The economics of the project weren't well understood by the team. Millions of dollars had gone into a product described as low-revenue "table stakes." The fundamental product ownership question — "how do we create this necessary product with the lowest total cost of ownership?" — had been replaced by traditional project management thinking: "how do we get these features done by this date?" Those are very different questions, and they lead to very different decisions.

Finding #5: Architecture Documents Nobody Verified

The architecture review process was elaborate. Teams wrote CADs (Candidate Architecture Documents) describing the problem and proposed solution. They presented SWOT analyses to an architecture review council — one representative from architecture, one from security, one from infrastructure. Approved designs were recorded in DADs (Decision Architecture Documents).

When we asked "how confident are you that what gets implemented actually matches the DADs?", the answer was essentially: not very confident. Code reviews happened sometimes but not consistently, and they weren't tied to the deployment process. The teams were spending significant effort documenting their architectural intentions and lobbying for approval, but nobody was checking whether reality matched the blueprints.

This was an enormous waste of time and effort — governance theater that created the appearance of architectural discipline without the substance. Worse, it probably stifled innovation, because teams had to navigate a bureaucratic approval process for changes that nobody would verify anyway.

Finding #6: A Tangled Web of Legacy Systems

The compliance application wasn't actually one application. It was a constellation of interconnected systems, each with its own history, technology stack, and hosting location.

The core business logic — obligation management, rules engines, due date tracking — lived in a separate system hosted in the UK, built in classic ASP with a rules engine written in VB6. The compliance application integrated with this system through a complex web of synchronization processes and iFrame embedding.
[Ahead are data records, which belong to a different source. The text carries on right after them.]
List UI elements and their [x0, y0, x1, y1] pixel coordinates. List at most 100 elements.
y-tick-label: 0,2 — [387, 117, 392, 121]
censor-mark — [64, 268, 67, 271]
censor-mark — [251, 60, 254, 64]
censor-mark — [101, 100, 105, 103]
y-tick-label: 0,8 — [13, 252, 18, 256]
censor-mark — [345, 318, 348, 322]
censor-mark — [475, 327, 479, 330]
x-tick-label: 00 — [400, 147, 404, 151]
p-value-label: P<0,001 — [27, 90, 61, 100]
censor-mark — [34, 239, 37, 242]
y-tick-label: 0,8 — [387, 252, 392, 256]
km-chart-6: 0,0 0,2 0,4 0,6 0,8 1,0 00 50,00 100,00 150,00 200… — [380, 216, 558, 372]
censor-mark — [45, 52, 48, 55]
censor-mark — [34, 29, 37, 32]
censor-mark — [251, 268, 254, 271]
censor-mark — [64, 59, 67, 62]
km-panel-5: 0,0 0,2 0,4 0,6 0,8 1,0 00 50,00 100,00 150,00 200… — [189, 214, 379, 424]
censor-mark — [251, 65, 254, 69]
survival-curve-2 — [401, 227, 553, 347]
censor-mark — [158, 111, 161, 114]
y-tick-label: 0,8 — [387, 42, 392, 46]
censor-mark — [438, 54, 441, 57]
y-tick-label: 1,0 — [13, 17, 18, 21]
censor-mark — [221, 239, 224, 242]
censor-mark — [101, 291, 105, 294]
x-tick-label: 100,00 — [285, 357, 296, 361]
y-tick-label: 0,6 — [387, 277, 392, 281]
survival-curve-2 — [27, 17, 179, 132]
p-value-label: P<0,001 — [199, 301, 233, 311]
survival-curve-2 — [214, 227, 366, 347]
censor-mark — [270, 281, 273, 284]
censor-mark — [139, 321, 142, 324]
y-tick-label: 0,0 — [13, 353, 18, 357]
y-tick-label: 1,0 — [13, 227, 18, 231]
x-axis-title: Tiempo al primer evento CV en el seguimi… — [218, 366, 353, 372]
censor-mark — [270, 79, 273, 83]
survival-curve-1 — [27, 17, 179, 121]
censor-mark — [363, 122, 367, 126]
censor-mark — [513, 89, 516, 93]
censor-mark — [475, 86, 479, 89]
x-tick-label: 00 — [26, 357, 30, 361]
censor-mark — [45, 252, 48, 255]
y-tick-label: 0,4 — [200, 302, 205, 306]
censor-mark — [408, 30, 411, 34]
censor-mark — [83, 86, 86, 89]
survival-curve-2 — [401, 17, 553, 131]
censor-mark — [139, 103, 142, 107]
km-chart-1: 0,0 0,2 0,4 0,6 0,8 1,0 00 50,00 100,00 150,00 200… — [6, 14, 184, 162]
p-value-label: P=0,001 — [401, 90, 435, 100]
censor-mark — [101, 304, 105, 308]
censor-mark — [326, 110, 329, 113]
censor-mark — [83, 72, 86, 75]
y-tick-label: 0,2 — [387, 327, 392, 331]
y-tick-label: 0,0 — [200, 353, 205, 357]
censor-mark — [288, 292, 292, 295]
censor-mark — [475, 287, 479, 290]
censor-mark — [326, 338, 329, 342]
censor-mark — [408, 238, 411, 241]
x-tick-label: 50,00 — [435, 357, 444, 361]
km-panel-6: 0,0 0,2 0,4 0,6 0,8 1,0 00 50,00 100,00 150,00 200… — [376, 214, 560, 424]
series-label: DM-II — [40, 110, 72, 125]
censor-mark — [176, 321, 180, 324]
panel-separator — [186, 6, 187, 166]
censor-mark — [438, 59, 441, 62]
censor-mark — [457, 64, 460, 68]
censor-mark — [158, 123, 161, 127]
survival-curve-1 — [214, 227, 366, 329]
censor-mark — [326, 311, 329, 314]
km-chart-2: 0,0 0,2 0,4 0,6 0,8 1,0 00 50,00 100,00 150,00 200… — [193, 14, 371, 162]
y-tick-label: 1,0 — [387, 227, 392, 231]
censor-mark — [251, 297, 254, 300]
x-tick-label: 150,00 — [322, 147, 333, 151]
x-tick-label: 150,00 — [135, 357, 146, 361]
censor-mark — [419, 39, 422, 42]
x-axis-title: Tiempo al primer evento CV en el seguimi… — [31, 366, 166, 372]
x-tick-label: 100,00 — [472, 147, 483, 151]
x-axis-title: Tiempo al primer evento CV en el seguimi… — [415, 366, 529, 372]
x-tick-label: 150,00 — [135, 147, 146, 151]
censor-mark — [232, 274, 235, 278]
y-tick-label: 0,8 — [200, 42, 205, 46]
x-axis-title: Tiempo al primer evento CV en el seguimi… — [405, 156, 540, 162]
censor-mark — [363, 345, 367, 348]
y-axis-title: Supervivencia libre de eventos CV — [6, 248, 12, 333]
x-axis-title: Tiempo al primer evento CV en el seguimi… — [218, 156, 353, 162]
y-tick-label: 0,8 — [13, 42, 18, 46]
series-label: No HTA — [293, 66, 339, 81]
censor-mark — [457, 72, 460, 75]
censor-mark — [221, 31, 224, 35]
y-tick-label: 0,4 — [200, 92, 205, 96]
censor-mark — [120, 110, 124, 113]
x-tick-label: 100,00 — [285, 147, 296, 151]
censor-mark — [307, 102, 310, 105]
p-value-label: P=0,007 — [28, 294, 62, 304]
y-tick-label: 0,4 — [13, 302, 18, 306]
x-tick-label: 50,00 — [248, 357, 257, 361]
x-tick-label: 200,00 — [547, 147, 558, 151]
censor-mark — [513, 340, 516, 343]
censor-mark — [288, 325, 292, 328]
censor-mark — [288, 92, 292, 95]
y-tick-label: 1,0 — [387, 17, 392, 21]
A third system provided reporting dashboards with a Windows 8 Metro-style interface. And underneath all of it, SharePoint tried to be the glue holding everything together.

Data was spread across jurisdictions with genuine legal implications. The UK system held certain data. The US SharePoint servers held other data. An index server in the US was used to locate data across the distributed system, which raised questions about whether it complied with international data regulations. Security tokens could get out of sync between systems. Entity ID mappings between systems were managed in yet another layer.

When I asked whether this was a multi-tenant system, the team had trouble answering — which told me more than any definitive answer could have. If the people building and maintaining the system can't clearly articulate whether customer data is shared or isolated, that ambiguity is causing deployment problems, security confusion, and architectural drift.

Finding #7: The DevOps Team Was an Anti-Pattern

The project had a dedicated DevOps team. That sounds like it should be a good thing. It wasn't.

The DevOps team owned the deployment scripts and the deployment process. The development teams had almost no knowledge of how their code actually got deployed to production. When a team needed to deploy, they contacted the DevOps team, who handled it. The developers were producing code. A separate group was responsible for getting that code to customers. The gap between those two activities was enormous.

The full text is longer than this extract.